En el recién nacido el tamaño de la cabeza es proporcionalmente mayor que el de la cara, pero esta crecerá más durante la infancia a medida que se vayan desarrollando las fosas nasales y el sistema masticatorio.

Es esencial que se establezca durante el primer año de vida una respiración nasal que desarrollen las fosas nasales y el paladar, que es el alojamiento de los dientes.

La cara crece tanto que el sistema masticatorio es el único que se renueva como órgano. Primero tenemos una dentición de leche adaptada al tamaño de la cara infantil y luego una definitiva con dientes más grandes, para posibilitar la masticación en la cara adulta, que es de mayor tamaño.

Una buena masticación es el ejercicio necesario para el correcto desarrollo de la cara

Para que se produzca ese enorme crecimiento de la cara, el sistema masticatorio necesita una gran estimulación o ejercicio para desarrollarse. Si la boca de los niños funciona bien, la correcta masticación es el ejercicio que generará los estímulos necesarios para un buen desarrollo de la cara. Por este motivo, no hay que creer que “los dientes de leche no valen para nada”, si fuese así la naturaleza no los hubiera creado.

Es importante acudir al dentista a una edad temprana, a los 3 o 4 años, porque si la función de la boca no es buena se está generando un problema de falta de espacio: los dientes definitivos, que aparecen a partir de los seis años, quedarán mal colocados (con un perjuicio estético) y no funcionarán correctamente. Esto puede derivar en patologías de adultos (disfunción articular, trauma oclusal, patología periodontal,..) propias de una boca desequilibrada.

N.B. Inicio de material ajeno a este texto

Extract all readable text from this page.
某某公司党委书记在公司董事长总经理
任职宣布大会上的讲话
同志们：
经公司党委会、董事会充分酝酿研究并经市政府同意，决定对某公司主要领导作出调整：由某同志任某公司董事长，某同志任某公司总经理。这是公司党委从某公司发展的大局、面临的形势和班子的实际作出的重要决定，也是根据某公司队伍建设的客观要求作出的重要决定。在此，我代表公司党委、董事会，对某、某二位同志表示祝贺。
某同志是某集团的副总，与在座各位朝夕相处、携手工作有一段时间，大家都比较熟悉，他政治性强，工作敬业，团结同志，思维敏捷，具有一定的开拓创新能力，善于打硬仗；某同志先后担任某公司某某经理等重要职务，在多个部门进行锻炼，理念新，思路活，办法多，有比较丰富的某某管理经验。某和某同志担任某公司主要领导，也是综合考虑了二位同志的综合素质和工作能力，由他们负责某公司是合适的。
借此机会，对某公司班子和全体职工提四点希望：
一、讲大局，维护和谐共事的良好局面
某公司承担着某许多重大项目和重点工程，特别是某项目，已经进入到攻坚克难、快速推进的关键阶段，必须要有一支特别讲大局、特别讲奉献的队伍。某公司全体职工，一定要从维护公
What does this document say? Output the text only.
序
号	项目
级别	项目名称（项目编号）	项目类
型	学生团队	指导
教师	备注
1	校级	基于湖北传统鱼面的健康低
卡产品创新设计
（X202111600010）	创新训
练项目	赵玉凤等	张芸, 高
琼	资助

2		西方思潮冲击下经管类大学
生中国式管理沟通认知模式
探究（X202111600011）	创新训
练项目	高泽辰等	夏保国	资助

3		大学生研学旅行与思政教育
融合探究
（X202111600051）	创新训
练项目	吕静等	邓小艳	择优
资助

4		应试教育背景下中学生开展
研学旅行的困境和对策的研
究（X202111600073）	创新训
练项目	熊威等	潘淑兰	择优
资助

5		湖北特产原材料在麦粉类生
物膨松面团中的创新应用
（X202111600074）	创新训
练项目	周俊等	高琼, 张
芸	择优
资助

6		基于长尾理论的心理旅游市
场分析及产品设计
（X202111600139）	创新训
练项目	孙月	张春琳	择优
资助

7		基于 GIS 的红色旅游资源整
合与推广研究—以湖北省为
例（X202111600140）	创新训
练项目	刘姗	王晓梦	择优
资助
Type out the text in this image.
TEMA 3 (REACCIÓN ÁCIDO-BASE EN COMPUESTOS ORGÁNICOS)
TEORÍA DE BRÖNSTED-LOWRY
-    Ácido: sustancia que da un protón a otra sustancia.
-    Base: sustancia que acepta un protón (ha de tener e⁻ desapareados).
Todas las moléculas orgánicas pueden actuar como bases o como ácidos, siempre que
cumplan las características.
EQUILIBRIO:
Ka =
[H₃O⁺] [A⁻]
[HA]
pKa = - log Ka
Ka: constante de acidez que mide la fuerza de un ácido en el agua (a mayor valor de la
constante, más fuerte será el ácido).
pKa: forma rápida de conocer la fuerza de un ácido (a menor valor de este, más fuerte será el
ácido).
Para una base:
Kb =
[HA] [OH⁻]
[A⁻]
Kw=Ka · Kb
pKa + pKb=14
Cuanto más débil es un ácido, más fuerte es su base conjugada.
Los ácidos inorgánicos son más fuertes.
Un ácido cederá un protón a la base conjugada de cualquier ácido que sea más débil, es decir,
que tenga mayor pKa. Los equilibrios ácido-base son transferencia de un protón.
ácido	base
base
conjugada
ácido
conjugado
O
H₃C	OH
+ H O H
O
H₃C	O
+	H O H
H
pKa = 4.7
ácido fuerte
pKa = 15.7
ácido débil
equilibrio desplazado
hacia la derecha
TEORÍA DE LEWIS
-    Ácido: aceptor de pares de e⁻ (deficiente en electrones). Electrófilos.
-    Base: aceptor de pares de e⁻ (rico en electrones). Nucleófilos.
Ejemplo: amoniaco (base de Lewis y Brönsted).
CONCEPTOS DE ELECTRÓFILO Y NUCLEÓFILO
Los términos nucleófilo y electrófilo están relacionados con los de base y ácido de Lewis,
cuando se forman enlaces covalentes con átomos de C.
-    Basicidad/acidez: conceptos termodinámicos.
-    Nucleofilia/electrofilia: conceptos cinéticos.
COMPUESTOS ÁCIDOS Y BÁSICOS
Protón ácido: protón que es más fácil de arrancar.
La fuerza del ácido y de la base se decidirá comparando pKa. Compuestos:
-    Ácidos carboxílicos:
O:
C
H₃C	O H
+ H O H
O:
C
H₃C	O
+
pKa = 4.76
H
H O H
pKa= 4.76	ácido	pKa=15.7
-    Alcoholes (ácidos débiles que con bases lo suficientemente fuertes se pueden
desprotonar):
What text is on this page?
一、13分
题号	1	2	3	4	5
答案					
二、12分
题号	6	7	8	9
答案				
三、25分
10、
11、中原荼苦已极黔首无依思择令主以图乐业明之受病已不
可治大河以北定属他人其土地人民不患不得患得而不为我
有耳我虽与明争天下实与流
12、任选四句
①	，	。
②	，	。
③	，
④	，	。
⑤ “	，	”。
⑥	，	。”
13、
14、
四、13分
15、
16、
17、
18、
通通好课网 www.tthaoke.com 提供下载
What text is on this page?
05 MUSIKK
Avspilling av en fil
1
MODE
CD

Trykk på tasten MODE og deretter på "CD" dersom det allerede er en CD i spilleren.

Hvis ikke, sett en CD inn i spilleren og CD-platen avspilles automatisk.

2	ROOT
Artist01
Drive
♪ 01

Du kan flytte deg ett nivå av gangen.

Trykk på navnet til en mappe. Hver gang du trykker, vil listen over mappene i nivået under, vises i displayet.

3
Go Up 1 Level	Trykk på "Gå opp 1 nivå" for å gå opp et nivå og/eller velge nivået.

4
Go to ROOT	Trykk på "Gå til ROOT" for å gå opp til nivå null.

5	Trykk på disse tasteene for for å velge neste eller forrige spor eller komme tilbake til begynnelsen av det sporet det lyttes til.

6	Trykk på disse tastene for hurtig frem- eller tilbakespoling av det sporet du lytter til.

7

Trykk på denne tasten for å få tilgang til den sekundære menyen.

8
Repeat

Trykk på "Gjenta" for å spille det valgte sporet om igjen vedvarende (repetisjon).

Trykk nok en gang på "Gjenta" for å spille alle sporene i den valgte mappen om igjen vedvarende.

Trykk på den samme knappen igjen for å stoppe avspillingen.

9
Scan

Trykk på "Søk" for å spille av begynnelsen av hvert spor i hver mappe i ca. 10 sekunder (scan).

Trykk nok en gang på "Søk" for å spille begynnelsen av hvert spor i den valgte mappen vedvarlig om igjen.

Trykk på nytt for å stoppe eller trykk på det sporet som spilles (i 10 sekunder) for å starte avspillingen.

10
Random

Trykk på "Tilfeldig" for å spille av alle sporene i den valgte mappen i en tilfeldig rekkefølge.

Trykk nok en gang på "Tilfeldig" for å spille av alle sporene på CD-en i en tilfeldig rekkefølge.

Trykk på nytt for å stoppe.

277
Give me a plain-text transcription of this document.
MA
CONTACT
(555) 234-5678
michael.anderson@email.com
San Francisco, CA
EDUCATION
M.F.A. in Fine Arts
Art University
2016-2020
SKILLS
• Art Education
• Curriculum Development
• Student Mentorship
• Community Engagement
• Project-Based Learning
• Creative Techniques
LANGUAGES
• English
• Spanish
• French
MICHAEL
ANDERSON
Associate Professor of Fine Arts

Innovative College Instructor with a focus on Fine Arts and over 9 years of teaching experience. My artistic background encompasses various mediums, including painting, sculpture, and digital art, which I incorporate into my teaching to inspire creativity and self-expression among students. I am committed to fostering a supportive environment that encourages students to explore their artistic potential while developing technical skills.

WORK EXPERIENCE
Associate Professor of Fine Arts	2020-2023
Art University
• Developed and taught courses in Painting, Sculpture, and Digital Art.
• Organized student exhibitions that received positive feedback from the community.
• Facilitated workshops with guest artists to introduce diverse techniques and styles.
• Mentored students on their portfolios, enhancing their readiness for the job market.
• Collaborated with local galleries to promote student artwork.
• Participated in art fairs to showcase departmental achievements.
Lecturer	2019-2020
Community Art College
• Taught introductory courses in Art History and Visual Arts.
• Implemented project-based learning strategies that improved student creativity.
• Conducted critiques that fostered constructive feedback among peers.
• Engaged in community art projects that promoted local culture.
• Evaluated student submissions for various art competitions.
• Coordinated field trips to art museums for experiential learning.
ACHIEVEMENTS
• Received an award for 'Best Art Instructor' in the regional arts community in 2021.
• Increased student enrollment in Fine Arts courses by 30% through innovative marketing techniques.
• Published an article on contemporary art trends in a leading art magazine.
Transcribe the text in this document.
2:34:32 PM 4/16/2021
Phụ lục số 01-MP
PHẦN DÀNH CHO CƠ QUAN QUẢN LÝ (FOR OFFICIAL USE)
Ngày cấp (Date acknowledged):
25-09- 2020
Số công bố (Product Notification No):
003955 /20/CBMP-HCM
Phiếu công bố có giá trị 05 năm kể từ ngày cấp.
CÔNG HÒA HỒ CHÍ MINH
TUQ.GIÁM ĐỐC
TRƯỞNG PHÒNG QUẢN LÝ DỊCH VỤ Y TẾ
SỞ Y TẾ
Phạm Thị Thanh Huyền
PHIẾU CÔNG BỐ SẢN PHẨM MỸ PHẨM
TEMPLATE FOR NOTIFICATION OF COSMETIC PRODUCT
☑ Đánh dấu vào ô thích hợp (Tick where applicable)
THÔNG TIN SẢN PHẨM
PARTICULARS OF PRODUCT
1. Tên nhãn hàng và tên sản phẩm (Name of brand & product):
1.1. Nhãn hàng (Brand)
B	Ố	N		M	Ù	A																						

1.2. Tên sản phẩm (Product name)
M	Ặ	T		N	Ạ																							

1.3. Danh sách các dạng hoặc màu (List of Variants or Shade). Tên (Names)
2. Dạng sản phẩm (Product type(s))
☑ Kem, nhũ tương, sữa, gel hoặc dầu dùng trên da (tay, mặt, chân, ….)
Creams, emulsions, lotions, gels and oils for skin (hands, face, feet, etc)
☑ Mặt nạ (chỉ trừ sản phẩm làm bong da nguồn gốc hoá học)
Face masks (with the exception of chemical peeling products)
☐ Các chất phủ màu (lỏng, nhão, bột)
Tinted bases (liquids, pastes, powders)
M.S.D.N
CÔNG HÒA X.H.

Una correcta masticación favorecerá que la boca se desarrolle de forma natural. En caso contrario será el odontopediatra quien marque las pautas para conseguir una correcta colocación de los dientes. Si esperamos a que el niño haya cambiado todos los dientes, entre los 9 y 12 años, entonces los dentistas intentaremos imitar a la naturaleza con nuestra ortodoncia, colocando los dientes dentro del tamaño que tengan sus huesos, dando una función masticatoria adecuada.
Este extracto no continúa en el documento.